The subterranean method (bonus)

In all this post I have made the implicit assumption that we are going from an airport to the other while remaining above sea level. However, the literally minded will note that when I talked about the "most distant" airport pair, I never said anything about having to go around the big spherical, er, ellipsoidal, obstacle that bars the way. So, neglecting the existence of planet Earth, what are the two most distant airports by straight line distance in three-dimensional space, going straight from one to the other?

To answer this pressing question, we can again rely on GeographicLib, whose CartConvert program takes latitude, longitude (and even altitude!) and produces Geocentric coordinates, i.e., coordinates in a three-dimensional Cartesian coordinate system. The straight line distance is then computed with the usual Euclidean distance formula:

\(d_{\text{e2}}((x_1, y_1, z_1), (x_2, y_2, z_2)) = \sqrt{(x_1 - x_2)^2 + (y_1 + y_2)^2 + (z_1 - z_2)^2}\)

Computing this only for the restricted pair subset of the previous sections, we obtain this. Amusingly, the most distant pair by this criterion is NVA-PLM, the same one as with our initial method (which also used Euclidean distance but in two-dimensional space). As far as I can tell, this is entirely coincidental. Note that the distance of 12758 km is slightly more than the average diameter of Earth (though it is less than the maximal diameter, of course): this is explained by the fact that these airports are close to the equator.

Confidence in the result

I now conclude by giving more information about whether my results can be trusted to be accurate.

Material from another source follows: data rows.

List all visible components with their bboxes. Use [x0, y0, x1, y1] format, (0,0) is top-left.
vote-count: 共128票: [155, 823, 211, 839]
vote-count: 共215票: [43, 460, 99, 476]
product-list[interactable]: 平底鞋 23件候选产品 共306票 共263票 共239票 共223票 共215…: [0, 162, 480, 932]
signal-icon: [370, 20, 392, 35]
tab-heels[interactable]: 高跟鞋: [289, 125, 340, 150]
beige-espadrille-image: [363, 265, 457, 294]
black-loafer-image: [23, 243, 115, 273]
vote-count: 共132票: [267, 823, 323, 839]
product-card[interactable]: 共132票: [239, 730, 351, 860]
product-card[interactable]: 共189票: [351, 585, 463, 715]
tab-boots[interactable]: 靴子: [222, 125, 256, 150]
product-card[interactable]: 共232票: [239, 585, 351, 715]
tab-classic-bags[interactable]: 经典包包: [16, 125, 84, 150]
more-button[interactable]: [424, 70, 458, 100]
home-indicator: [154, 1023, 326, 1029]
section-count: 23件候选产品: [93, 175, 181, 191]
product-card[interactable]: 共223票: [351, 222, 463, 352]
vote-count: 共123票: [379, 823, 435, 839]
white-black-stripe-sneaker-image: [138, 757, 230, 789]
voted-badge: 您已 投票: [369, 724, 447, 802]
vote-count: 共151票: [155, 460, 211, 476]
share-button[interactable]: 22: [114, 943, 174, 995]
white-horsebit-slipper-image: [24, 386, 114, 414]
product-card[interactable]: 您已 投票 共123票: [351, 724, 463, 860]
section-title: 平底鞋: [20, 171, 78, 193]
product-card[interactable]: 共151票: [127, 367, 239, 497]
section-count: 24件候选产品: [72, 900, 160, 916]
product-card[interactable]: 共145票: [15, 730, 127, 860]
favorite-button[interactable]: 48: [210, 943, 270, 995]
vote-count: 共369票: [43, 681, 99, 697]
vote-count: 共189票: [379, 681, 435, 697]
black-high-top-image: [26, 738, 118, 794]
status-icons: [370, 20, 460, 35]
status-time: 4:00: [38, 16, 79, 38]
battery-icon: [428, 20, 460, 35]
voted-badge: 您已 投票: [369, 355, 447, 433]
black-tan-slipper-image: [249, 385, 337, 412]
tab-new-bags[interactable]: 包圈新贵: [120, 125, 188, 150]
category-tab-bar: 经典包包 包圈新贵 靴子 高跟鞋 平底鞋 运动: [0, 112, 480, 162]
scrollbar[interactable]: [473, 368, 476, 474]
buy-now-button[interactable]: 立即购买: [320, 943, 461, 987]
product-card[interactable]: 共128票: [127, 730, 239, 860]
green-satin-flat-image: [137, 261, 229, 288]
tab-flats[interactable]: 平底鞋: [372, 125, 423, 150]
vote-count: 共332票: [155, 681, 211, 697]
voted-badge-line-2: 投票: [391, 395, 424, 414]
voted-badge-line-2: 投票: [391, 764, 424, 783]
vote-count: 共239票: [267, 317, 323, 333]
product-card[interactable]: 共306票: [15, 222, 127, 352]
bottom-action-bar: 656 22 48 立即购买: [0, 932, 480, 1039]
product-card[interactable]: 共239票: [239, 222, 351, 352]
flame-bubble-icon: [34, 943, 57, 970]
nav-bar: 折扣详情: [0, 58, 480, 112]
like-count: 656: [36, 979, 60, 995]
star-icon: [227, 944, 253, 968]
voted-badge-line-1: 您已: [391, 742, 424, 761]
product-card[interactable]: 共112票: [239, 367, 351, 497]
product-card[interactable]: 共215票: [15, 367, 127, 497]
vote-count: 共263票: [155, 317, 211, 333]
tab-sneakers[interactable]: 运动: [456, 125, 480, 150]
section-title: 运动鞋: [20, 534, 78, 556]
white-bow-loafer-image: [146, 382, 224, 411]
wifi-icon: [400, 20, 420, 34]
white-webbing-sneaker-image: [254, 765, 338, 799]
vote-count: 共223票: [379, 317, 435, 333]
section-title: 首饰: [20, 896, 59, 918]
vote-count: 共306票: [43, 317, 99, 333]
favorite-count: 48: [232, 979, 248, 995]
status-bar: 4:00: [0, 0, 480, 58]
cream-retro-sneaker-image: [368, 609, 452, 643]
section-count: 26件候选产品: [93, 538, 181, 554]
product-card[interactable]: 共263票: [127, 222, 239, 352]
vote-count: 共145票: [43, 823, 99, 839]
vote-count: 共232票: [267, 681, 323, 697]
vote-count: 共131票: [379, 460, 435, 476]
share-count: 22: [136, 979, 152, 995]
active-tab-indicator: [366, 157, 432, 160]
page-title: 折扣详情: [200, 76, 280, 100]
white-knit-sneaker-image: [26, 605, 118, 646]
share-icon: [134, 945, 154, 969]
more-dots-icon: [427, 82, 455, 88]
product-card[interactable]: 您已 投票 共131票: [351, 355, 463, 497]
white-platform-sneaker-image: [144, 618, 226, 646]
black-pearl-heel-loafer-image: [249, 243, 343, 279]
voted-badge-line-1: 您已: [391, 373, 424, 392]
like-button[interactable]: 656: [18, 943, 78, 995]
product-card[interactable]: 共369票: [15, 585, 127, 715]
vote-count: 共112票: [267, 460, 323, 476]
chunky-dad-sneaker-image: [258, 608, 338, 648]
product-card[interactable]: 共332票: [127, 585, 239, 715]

The GPS coordinates for LMC and PGK in OpenFlights are essentially the same as those given in Wikipedia and are both, according to OpenStreetMap, at some position on each of these airport's main runway (LMC, PGK), which is further confirmed by the satellite imagery of Google Maps (LMC, PGK).

The fact that the distance between these two points is indeed 20001571.135 meters was computed directly by GeographicLib. However, here I must point out that this result seems to disagree with many websites that offer such calculations. This is probably caused by the fact that nearly antipodal points are corner cases for geodesic computations on ellipsoids.

It is conceivable that the sources that overestimate the distance (except Great Circle Mapper, where the difference is too high, and otherwise explained) are using a geoid model, to account for variations in radius beyond what the WGS-84 ellipsoid accounts for. This is beyond the scope of what I did.

That this pair is indeed the most distant depends on whether positions for other airports in OpenFlights are accurate, and whether this source is exhaustive, i.e., contains all airports. I did not really try to check any of these two points.